Dixie Ferguson had said near the same thing earlier, but that was different. She could call Dixie by her first name because she ran a diner where interacting with people on a personal level was appropriate. This, however, was the sheriff. She couldn’t imagine ever calling him by his given name.
“I’m just bein’ respectful, sir. It’s nothin’ to do with your age. It’s to do with who you are—the sheriff.”
“I appreciate that, but if it’s just the same to you, I’d like you or anyone else in town to call me Grady. I’ve lived here my whole life, and as I said, we don’t stand on ceremony in Angel Ridge.” He looped a thumb in his gun belt and rocked back on his heels. “Would you be willing to give it a try?”
She took a breath and tried to at least act like she had relaxed into his easy manner, but found it terribly difficult. She chewed her lower lip, considering, and then said, “I’d be willin’ to try, say in a week or so, but certainly not with my just havin’ met you. I’m sorry, sir.”
Her words made a frown crease his brow again. “You mind me asking you where you’re from?”
She’d had about enough of his questions. “Yes, sir. I do.”
“Meanin’ no disrespect, but unless I’ve done something wrong and there’s some official-like reason that you’d be askin’, I don’t see as it’s any of your business.”
“I see.” He pulled the brim of his hat down lower on his forehead. “My apologies. I don’t mean to offend. Most folks around here would call asking a newcomer in town where they’re from just makin’ conversation.”
“Is that why you asked? Because you were just ‘makin’ conversation?’” She looked deep into his hazel-colored eyes to discern the truth of his words. He looked right back.
“I was just curious. Your accent isn’t like what you hear in our foothills. It has the sound of the mountains in it.”
So, he was an observer of people and their ways. Candi supposed he’d need to be in his line of work. She’d have to work on being more neighborly. If she was going to run a shop, folks would expect her to be friendly, but she didn’t see how that meant she had to tell everybody her business. Still, she’d do well to hold to Aunt Ruby’s old sayin’, You catch more flies with honey than vinegar.
“You’re right, Sheriff. I am from the mountains.” She’d let him take that as he would. She wasn’t about to tell him she was from Laurel Mountain.
“Hello!” “Back here, Bud.” The sheriff called out to Mr. DeFoe, but didn’t break eye
contact with her. Let him look as long as he wants, Candi thought. He’s not gonna see anything but a stranger who’s just arrived in Angel Ridge.
“What are you doin’ here, Grady?”
At last he looked away to speak to Mr. DeFoe. Finally able to breathe again, Candi took a long, deep breath of the cool musty air filling the back room.

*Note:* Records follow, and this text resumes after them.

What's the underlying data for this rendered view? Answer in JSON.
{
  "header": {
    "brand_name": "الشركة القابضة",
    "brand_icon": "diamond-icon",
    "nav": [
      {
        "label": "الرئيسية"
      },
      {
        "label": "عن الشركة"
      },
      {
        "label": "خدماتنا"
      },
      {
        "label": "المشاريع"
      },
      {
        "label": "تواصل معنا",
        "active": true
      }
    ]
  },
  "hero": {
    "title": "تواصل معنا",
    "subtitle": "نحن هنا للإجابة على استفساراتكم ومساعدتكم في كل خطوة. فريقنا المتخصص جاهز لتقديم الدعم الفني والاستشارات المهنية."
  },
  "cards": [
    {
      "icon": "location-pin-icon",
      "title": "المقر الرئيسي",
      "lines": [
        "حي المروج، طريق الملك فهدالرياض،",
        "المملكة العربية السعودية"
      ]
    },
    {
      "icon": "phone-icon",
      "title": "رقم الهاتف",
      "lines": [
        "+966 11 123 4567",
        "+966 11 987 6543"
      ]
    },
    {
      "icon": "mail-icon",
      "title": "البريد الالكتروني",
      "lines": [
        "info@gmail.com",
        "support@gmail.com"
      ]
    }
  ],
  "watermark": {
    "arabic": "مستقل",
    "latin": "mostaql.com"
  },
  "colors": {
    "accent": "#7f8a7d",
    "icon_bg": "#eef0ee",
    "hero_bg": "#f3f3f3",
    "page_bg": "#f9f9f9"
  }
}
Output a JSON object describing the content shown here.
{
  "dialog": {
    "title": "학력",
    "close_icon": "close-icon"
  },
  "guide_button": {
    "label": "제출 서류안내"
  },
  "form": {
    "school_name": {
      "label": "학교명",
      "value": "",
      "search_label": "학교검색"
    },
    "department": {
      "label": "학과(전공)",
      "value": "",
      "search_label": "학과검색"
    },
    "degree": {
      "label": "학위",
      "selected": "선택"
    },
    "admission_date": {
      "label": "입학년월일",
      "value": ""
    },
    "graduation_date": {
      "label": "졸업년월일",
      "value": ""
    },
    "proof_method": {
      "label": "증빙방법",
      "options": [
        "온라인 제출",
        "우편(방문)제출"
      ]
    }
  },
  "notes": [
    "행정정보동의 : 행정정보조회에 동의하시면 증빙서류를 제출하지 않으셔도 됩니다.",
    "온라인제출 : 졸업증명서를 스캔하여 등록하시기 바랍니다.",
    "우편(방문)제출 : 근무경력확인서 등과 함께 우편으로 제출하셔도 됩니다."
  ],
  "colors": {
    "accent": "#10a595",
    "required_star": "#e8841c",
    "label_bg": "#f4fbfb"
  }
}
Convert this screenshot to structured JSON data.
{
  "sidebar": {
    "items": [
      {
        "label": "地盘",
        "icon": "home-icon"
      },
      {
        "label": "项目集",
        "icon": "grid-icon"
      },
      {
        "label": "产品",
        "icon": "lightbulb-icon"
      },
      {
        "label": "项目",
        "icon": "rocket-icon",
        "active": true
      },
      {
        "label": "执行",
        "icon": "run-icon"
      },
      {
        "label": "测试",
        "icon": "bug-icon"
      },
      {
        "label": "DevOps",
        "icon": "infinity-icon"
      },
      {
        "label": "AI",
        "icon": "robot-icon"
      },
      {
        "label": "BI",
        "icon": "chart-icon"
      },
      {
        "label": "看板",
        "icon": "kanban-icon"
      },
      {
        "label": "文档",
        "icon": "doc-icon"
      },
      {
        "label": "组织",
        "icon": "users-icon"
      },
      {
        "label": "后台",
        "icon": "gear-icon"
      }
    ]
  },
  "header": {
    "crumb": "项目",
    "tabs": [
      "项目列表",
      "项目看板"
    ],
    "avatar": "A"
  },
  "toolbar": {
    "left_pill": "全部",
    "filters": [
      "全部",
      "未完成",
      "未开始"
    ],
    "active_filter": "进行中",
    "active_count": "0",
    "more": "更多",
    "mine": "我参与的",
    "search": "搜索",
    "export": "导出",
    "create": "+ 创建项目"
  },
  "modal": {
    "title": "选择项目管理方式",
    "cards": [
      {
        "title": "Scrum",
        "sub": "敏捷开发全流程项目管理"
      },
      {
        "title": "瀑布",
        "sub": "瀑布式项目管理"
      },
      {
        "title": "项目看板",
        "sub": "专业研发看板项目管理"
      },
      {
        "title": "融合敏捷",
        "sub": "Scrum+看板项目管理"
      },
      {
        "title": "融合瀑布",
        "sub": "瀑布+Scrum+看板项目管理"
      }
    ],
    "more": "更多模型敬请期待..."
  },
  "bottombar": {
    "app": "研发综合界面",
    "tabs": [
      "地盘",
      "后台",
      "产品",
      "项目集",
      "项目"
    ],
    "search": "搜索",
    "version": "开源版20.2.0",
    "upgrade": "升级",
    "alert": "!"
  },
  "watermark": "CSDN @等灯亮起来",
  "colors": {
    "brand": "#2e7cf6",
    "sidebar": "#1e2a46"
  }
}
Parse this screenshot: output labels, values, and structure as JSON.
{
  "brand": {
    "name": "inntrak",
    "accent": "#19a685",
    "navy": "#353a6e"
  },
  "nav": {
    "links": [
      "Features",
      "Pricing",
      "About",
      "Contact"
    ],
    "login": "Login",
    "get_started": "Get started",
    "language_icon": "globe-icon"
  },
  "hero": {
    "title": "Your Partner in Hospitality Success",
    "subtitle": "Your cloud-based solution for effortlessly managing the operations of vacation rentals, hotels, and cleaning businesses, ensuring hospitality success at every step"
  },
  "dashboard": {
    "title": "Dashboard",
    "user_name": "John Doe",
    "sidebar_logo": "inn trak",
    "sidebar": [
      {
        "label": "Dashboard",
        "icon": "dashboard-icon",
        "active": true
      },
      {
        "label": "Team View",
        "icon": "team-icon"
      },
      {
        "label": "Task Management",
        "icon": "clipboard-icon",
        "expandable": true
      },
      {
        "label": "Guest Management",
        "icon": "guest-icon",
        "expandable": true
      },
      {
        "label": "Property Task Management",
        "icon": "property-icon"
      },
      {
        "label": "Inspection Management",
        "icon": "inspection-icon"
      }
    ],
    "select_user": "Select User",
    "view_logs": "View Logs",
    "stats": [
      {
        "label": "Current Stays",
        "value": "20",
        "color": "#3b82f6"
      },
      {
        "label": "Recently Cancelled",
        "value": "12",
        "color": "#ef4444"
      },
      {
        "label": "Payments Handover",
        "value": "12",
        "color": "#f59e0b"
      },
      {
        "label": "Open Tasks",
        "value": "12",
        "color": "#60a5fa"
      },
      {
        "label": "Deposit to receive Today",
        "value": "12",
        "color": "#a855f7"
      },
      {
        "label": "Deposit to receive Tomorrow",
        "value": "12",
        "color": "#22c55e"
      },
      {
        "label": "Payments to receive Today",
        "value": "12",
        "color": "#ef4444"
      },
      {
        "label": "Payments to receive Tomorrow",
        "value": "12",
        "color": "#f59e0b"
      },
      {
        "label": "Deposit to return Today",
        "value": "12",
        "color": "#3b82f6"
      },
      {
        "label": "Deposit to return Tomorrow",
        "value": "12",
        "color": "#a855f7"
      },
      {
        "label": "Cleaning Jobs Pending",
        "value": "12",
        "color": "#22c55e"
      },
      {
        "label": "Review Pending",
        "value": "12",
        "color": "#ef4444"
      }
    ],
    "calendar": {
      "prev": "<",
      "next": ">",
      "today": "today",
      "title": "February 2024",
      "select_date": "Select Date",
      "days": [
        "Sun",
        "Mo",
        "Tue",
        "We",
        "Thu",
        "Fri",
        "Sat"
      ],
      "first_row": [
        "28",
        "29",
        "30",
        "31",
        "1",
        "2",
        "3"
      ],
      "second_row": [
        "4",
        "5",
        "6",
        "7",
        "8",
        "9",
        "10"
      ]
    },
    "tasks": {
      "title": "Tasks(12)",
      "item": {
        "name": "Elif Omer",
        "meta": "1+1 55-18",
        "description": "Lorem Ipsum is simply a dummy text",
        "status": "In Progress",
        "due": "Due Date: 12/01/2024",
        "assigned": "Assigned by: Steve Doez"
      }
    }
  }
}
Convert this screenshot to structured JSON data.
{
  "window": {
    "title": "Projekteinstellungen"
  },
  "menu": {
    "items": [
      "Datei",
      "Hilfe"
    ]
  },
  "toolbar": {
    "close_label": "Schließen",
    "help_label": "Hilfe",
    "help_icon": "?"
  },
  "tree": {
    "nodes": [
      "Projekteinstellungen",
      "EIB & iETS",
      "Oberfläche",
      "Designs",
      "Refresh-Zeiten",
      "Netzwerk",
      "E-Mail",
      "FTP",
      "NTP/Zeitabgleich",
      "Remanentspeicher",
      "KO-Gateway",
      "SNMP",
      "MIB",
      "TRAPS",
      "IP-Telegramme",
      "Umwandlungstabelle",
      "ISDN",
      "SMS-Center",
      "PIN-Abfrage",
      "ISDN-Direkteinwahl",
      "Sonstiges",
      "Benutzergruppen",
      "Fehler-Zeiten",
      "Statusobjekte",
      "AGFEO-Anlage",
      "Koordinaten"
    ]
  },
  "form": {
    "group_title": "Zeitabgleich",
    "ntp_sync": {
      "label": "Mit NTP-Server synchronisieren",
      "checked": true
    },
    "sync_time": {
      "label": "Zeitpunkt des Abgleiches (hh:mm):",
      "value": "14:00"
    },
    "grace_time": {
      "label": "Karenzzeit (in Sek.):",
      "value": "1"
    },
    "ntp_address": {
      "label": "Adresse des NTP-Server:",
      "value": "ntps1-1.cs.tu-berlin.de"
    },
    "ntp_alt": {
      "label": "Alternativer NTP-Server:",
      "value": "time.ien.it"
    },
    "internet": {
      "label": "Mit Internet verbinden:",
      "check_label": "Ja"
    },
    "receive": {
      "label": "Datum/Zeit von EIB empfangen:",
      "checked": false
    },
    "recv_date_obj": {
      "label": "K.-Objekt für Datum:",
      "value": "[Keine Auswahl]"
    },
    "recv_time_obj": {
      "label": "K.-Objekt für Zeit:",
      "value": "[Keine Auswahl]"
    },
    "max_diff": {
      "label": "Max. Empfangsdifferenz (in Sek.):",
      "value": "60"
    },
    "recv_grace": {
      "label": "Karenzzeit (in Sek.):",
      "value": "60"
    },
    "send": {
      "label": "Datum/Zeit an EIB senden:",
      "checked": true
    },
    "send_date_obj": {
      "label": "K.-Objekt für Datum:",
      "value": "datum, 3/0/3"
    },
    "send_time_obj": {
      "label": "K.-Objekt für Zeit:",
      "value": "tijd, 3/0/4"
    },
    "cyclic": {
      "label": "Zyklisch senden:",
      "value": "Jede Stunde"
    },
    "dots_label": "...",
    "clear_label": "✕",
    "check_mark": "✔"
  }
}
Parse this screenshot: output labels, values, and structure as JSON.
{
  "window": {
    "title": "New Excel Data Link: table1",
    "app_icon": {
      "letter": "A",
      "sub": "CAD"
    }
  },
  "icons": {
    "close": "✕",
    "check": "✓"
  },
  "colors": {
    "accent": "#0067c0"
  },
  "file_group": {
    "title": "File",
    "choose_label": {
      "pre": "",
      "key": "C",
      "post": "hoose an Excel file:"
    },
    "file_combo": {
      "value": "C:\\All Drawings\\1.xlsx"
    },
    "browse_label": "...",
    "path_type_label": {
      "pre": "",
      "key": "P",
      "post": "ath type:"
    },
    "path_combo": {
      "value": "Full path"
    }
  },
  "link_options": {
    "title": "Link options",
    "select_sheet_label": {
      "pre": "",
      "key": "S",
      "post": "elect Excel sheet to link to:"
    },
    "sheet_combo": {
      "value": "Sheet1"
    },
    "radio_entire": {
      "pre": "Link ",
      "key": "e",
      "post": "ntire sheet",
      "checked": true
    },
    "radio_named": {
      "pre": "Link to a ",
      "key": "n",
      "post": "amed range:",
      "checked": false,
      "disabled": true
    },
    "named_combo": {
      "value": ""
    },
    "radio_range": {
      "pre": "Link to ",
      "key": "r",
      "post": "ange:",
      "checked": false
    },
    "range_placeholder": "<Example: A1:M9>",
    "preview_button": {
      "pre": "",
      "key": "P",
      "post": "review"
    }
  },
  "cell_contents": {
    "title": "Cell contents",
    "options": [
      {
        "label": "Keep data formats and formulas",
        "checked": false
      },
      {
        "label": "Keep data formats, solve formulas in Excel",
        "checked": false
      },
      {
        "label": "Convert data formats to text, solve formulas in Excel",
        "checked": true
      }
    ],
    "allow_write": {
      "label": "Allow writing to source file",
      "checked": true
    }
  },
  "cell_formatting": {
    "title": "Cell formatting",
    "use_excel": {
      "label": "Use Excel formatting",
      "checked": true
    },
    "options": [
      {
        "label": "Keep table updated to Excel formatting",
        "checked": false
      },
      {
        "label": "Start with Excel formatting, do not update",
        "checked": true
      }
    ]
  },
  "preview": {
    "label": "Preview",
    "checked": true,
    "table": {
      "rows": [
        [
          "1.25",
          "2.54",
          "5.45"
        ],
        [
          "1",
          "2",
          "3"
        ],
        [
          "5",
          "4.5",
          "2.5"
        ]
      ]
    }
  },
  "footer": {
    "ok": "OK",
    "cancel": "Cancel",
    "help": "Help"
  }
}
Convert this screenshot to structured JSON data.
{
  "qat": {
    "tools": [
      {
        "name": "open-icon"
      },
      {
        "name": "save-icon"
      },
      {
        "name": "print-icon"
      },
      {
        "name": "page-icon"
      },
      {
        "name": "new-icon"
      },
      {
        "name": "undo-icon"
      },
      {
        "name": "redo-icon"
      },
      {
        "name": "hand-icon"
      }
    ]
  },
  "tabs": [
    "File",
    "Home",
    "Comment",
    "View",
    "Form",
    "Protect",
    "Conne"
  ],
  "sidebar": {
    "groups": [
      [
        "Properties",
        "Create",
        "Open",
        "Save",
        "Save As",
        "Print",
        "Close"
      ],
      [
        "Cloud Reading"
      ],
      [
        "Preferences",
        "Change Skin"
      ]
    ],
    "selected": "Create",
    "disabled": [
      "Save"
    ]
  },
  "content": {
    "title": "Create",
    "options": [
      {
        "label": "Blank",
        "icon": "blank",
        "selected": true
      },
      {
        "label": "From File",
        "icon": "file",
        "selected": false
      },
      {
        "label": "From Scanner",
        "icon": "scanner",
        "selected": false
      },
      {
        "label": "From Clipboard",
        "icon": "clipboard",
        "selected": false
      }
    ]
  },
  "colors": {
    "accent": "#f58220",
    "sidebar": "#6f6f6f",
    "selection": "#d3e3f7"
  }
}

“Like I was tellin’ Ms. Heart here, I was doin’ my morning rounds and saw the front door to the building standin’ wide open. Since the place has been vacant for so long, I figured I ought to check it out.”
Mr. DeFoe slapped the sheriff on the shoulder and offered him his hand. “Well, I’m much obliged, Grady. Appreciate you keepin’ an eye on things around town.”
The sheriff took Mr. DeFoe’s hand. “That’s what you pay me for, Bud.”
“That it is.”
“I’ll leave you to your business, then.” The sheriff swung his gaze back to Candi and touched the brim of his hat. “A pleasure meetin’ you, Ms. Heart.”
Candi nodded, but didn’t say anything. Words sometimes were unnecessary.